Nisan ayına az kaldı. Partiler, parti içi çalışmalarını tamamladı, sahaya inme telaşında. Her birinin kampanya stratejisi, sloganı, miting takvimi belli oldu.
Malum iki seçenek var; haliyle iki "cephe" var. Evet Cephesini AK Parti ve MHP, Hayır Cephesini CHP ve HDP oluşturuyor.
Bir önceki seçim sonucunu baz alır ve oyların sabit kaldığını varsayarsak; Evet Cephesi yüzde 49.5 + yüzde 12 = Yüzde 61.5, Hayır Cephesi CHP yüzde 25 + HDP yüzde 10.8 = Yüzde 36 gibi.

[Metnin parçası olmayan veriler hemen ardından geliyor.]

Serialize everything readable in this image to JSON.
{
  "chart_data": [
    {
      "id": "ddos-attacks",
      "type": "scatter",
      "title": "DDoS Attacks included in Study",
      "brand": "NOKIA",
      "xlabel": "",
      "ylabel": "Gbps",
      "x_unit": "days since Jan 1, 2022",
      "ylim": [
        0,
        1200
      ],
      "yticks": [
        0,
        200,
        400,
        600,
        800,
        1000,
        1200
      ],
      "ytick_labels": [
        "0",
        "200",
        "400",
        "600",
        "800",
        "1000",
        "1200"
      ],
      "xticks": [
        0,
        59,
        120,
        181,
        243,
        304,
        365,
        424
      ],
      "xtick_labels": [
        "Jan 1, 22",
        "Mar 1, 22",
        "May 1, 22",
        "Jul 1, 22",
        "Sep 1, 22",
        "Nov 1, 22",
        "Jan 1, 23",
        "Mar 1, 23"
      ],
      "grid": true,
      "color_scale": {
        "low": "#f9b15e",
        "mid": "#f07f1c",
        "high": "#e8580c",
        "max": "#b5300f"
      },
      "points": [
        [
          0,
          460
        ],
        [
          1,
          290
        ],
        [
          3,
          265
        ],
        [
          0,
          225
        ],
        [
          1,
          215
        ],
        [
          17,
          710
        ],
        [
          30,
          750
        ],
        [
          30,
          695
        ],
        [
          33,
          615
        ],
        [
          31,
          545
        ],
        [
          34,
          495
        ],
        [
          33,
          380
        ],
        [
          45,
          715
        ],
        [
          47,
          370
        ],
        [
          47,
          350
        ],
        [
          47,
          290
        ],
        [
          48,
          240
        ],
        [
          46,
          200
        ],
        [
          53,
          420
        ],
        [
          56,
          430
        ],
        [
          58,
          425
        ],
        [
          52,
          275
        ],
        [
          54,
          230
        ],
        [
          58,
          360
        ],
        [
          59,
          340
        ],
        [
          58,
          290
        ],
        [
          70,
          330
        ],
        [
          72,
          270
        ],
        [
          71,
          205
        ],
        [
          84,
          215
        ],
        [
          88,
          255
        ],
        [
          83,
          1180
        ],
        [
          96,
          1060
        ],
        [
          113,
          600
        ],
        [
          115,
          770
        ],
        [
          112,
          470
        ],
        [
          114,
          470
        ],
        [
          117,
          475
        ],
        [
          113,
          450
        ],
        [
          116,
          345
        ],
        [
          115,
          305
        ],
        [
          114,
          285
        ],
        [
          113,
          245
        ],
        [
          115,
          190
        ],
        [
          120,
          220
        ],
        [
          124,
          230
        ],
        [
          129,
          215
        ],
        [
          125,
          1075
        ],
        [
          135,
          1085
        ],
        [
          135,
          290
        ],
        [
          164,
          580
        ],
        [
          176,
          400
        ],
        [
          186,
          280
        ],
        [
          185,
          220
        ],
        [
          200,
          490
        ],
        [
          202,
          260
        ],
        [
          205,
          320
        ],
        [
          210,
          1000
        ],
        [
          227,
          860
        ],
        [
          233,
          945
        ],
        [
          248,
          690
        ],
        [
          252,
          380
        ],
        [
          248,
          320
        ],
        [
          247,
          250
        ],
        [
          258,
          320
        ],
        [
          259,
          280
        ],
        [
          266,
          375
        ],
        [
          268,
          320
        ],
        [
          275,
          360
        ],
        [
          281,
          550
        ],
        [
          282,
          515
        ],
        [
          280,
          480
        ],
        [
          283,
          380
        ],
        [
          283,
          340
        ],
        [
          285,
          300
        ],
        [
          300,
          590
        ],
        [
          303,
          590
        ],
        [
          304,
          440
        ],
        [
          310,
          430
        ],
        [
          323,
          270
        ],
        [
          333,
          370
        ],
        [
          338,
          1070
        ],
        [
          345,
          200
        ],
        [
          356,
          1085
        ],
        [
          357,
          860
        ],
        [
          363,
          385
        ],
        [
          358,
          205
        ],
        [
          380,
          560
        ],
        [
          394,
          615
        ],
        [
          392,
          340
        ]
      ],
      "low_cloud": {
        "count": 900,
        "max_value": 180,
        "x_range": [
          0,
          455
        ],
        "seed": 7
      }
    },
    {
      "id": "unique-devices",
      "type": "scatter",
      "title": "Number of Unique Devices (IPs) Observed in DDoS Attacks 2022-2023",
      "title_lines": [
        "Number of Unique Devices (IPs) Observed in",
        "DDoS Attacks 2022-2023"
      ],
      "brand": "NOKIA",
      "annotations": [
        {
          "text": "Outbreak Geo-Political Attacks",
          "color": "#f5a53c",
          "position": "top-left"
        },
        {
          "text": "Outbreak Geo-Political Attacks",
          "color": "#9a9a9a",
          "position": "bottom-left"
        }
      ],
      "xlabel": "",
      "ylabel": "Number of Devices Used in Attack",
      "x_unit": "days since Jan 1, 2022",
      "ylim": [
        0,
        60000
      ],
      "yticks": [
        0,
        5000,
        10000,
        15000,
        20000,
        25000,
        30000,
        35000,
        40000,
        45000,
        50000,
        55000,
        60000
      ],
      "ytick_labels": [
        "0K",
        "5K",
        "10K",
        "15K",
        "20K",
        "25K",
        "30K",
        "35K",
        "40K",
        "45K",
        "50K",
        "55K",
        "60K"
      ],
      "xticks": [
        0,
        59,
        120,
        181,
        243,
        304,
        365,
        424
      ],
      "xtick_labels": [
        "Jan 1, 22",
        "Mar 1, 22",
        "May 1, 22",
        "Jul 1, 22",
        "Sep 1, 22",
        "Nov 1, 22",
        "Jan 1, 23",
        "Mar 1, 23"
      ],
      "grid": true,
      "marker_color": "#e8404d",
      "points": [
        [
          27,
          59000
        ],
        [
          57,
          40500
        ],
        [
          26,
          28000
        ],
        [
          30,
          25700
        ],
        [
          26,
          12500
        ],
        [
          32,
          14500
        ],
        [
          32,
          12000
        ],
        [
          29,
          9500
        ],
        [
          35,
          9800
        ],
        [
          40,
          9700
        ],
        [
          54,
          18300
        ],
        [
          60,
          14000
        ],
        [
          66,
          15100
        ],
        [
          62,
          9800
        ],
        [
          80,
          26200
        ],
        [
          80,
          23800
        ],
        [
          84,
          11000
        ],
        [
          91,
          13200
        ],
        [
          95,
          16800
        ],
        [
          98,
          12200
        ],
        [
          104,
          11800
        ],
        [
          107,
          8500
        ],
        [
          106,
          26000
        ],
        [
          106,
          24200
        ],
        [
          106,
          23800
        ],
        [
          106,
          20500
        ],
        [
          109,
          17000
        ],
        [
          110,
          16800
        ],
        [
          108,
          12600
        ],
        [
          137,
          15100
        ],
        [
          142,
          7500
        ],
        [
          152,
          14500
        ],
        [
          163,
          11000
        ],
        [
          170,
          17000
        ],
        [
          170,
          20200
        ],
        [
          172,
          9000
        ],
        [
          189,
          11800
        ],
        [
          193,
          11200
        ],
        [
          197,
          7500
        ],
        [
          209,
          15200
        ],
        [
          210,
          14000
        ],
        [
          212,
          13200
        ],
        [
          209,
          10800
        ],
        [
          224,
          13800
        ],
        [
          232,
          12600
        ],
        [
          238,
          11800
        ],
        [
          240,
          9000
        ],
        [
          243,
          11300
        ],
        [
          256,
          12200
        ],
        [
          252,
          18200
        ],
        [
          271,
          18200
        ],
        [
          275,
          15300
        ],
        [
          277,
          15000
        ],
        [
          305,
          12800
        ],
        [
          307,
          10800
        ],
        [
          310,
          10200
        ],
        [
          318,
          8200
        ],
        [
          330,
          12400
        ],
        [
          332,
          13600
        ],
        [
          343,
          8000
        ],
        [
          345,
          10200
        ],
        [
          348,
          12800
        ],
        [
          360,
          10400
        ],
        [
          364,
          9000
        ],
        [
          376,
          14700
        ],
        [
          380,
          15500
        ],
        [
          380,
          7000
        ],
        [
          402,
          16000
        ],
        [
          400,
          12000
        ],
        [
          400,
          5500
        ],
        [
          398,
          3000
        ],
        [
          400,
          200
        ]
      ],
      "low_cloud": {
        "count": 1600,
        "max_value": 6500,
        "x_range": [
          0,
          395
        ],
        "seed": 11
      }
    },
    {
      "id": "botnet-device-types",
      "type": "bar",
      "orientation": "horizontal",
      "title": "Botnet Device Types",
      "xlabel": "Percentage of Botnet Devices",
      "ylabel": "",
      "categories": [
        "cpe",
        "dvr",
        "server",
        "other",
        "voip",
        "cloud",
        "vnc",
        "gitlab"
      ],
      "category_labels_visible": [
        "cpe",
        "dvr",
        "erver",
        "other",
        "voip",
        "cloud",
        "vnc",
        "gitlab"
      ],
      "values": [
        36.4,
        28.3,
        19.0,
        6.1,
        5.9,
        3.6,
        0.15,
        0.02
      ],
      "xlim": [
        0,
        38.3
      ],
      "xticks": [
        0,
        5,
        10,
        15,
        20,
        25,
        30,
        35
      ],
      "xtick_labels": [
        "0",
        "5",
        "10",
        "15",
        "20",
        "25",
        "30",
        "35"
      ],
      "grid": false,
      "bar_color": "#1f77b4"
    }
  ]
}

Bu orana 1 Kasım'da yüzde 0.7 alan Saadet Partisi'ni ve yüzde 0.3 puan alan İşçi Partisi'ni de ekleyelim. Onların da kararı Hayır çünkü.
Yine de dünde kalmış düz bir hesap bu. Bu hesabı ufalayan olağanüstü olaylar yaşadık 1 Kasım 2015'ten bu yana. Bunların başında FETÖ'nün 15 Temmuz işgal girişimi var. PKK'nın ülkeyi bölme amaçlı hendek terörü var. Buna bağlı olarak FETÖ'yü savunanların itibar kaybı yaşadığı, PKK'dan bağımsız siyaset yapmadığı için HDP oyunun eridiği, HDP'li siyasetçilerin insan içine çıkacak yüzü, söyleyecek sözü kalmadığı gerçeği var.
Bu durum Hayır cephesinin "yüzde 36 cepte" hesabını bozuyor haliyle.
AmaCHP'deki kafa karışıklığının ve can sıkıntısının asıl sebebi yüzde 36'nın ufalanması değil. HDP ile anılmak da değil. PKK ve FETÖ ile anılmak.
Çünkü her iki terör örgütü de Hayır'cı ve yeraltındaki-üstündeki tüm birimleri, medyadaki adamları ve sosyal medyadaki yumurta kafaları epeydir pek aktif. Üstelik bunun için üretilmiş terör şeylerinin ağzı torba değil ki büzesin. Baksanıza gün geçmiyor Kandil'den ve Pensilvanya'dan Hayır içerikli bir zırvalama gelmeden.